Cannabis-Patienten: Neue Reiseregeln ab März 2026 – was Sie jetzt wissen müssen
Gunda JopichCannabis-Patienten: Neue Reiseregeln ab März 2026 – was Sie jetzt wissen müssen
Deutsche Gesundheitsbehörden warnen Cannabis-Patienten vor Reisen im März 2026
Vor Beginn der ersten großen Frühlingsreisesaison im März 2026 haben deutsche Gesundheitsbehörden dringende Hinweise an Patienten mit medizinischem Cannabis herausgegeben. Die Warnungen sollen rechtliche Probleme beim Mitführen von Rezepten über Grenzen hinweg verhindern.
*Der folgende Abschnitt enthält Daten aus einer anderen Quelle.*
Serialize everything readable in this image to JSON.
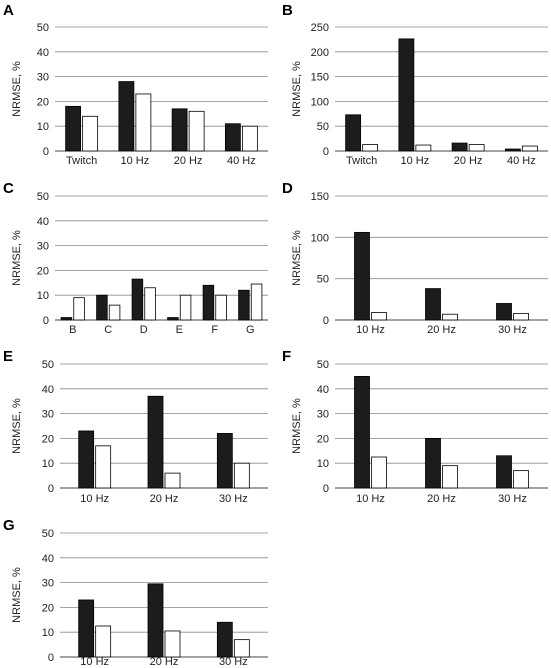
{
  "chart_data": [
    {
      "panel": "A",
      "type": "bar",
      "ylabel": "NRMSE, %",
      "ylim": [
        0,
        50
      ],
      "yticks": [
        0,
        10,
        20,
        30,
        40,
        50
      ],
      "categories": [
        "Twitch",
        "10 Hz",
        "20 Hz",
        "40 Hz"
      ],
      "series": [
        {
          "values": [
            18,
            28,
            17,
            11
          ],
          "color": "#1c1c1c"
        },
        {
          "values": [
            14,
            23,
            16,
            10
          ],
          "color": "#ffffff"
        }
      ],
      "grid": true
    },
    {
      "panel": "B",
      "type": "bar",
      "ylabel": "NRMSE, %",
      "ylim": [
        0,
        250
      ],
      "yticks": [
        0,
        50,
        100,
        150,
        200,
        250
      ],
      "categories": [
        "Twitch",
        "10 Hz",
        "20 Hz",
        "40 Hz"
      ],
      "series": [
        {
          "values": [
            73,
            226,
            16,
            4
          ],
          "color": "#1c1c1c"
        },
        {
          "values": [
            13,
            12,
            13,
            10
          ],
          "color": "#ffffff"
        }
      ],
      "grid": true
    },
    {
      "panel": "C",
      "type": "bar",
      "ylabel": "NRMSE, %",
      "ylim": [
        0,
        50
      ],
      "yticks": [
        0,
        10,
        20,
        30,
        40,
        50
      ],
      "categories": [
        "B",
        "C",
        "D",
        "E",
        "F",
        "G"
      ],
      "series": [
        {
          "values": [
            1,
            10,
            16.5,
            1,
            14,
            12
          ],
          "color": "#1c1c1c"
        },
        {
          "values": [
            9,
            6,
            13,
            10,
            10,
            14.5
          ],
          "color": "#ffffff"
        }
      ],
      "grid": true
    },
    {
      "panel": "D",
      "type": "bar",
      "ylabel": "NRMSE, %",
      "ylim": [
        0,
        150
      ],
      "yticks": [
        0,
        50,
        100,
        150
      ],
      "categories": [
        "10 Hz",
        "20 Hz",
        "30 Hz"
      ],
      "series": [
        {
          "values": [
            106,
            38,
            20
          ],
          "color": "#1c1c1c"
        },
        {
          "values": [
            9,
            7,
            8
          ],
          "color": "#ffffff"
        }
      ],
      "grid": true
    },
    {
      "panel": "E",
      "type": "bar",
      "ylabel": "NRMSE, %",
      "ylim": [
        0,
        50
      ],
      "yticks": [
        0,
        10,
        20,
        30,
        40,
        50
      ],
      "categories": [
        "10 Hz",
        "20 Hz",
        "30 Hz"
      ],
      "series": [
        {
          "values": [
            23,
            37,
            22
          ],
          "color": "#1c1c1c"
        },
        {
          "values": [
            17,
            6,
            10
          ],
          "color": "#ffffff"
        }
      ],
      "grid": true
    },
    {
      "panel": "F",
      "type": "bar",
      "ylabel": "NRMSE, %",
      "ylim": [
        0,
        50
      ],
      "yticks": [
        0,
        10,
        20,
        30,
        40,
        50
      ],
      "categories": [
        "10 Hz",
        "20 Hz",
        "30 Hz"
      ],
      "series": [
        {
          "values": [
            45,
            20,
            13
          ],
          "color": "#1c1c1c"
        },
        {
          "values": [
            12.5,
            9,
            7
          ],
          "color": "#ffffff"
        }
      ],
      "grid": true
    },
    {
      "panel": "G",
      "type": "bar",
      "ylabel": "NRMSE, %",
      "ylim": [
        0,
        50
      ],
      "yticks": [
        0,
        10,
        20,
        30,
        40,
        50
      ],
      "categories": [
        "10 Hz",
        "20 Hz",
        "30 Hz"
      ],
      "series": [
        {
          "values": [
            23,
            29.5,
            14
          ],
          "color": "#1c1c1c"
        },
        {
          "values": [
            12.5,
            10.5,
            7
          ],
          "color": "#ffffff"
        }
      ],
      "grid": true
    }
  ]
}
Patienten müssen nun strengere Regeln beachten, um während ihrer Reisen Bußgelder oder andere Sanktionen zu vermeiden.
Die neuen Leitlinien betonen die Notwendigkeit eines Artikel-75-Zertifikats, das von der örtlichen Gesundheitsbehörde ausgestellt und beglaubigt werden muss. Das Dokument erfordert präzise Angaben, darunter Dosierung, Menge, Reisedaten sowie persönliche Daten des Patienten. Ohne diesen Nachweis riskieren Reisende rechtliche Konsequenzen.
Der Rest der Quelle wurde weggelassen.